Senja Rummukainen

Cellist Senja Rummukainen has grown to be one of the brightest stars of Finnish music scene since winning the 2014 Turku Cello Competition. In 2015 she was awarded as a finalist in the Guilhermina Suggia Awards in Porto and in 2019 she was a finalist in the Pyotr Tchaikovsky International Competition in St Petersburg.
 
Her subsequent performances as soloist with the BBC Symphony Orchestra, Mariinsky Theatre Orchestra, Szczecin Philharmonic Orchestra, RSO and Helsinki City Orchestra have been praised by critics, colleagues and audiences. Rummukainen has performed as a soloist under the baton of Sakari Oramo, Nicholas Collon, Dima Slobodeniouk, Leif Segerstam, Jonathon Heyward and Jorman Panula, among others.

As a chamber musician, Rummukainen is part of the musical backbone of Finnish festivals such as Kuhmo Chamber Music Festival, Turku Music Festival and Oulu Music Festival. She also tours in Europe and has performed with Janine Jansen, Ilya Gringolts and August Hadelich, among others.

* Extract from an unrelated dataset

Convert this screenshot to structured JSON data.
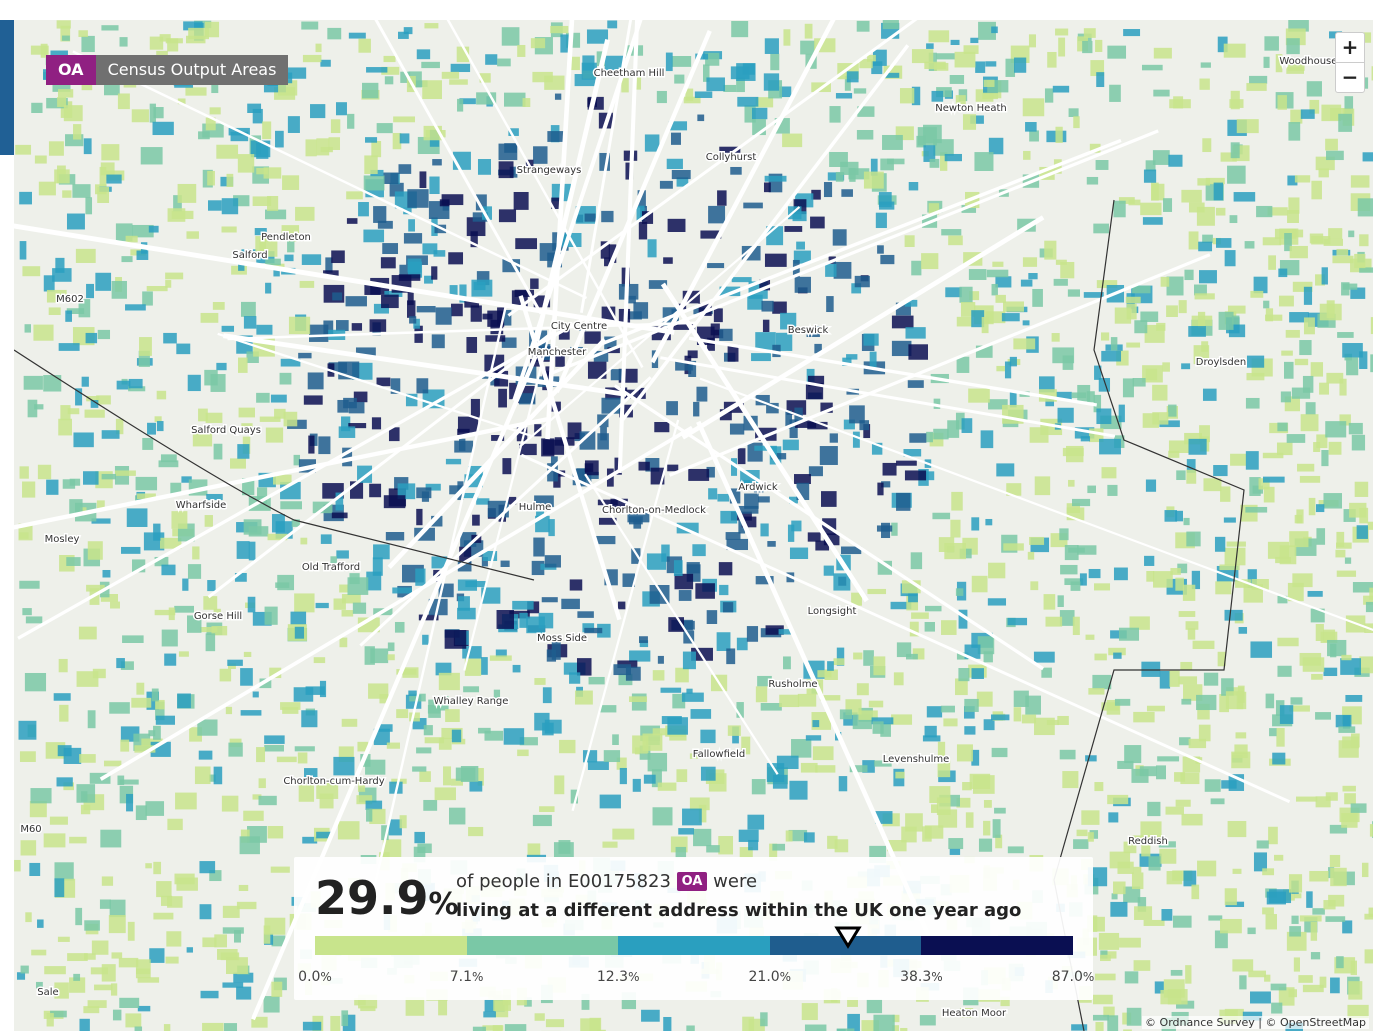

In the season of 2024-2025, Rummukainen will make her debut with the Cleveland Orchestra, BBC Concert Orchestra, Royal Scottish National Orchestra, BBC National Orchestra of Wales and Bogotá Symphony Orchestra. Her festival debuts include the prestigious BBC Proms Festival, with the BBC Symphony Orchestra under the baton of Sakari Oramo, and at the Salzburg Easter Festival, where she shall interpret the cello concerto of Esa-Pekka Salonen with the composer and the Radio Symphony Orchestra.

Rummukainen's teachers include Taru Aarnio, Allar Kaasik, Marko Ylönen of the Sibelius Academy, Truls Mørk of the Norwegian Academy of Music, Young-Chang Cho of the Folkwang University in Essen and Jens Peter Maintz of the Berlin Music University. Each of them has made a significant contribution to her art of playing the cello. 

Rummukainen strives to achieve the evocative and melodious sound of cello, which she herself fell in love with, when she first heard it at the age of 6 at the East Helsinki Music Institute (IHMO). Because the sound of cello is the closest to human voice of all the intruments, it can be used to express emotions and evoke them in others even more accurately than words.

Rummukainen is currently playing a David Tecchler cello from 1707, which is owned by the Finnish Cultural Foundation.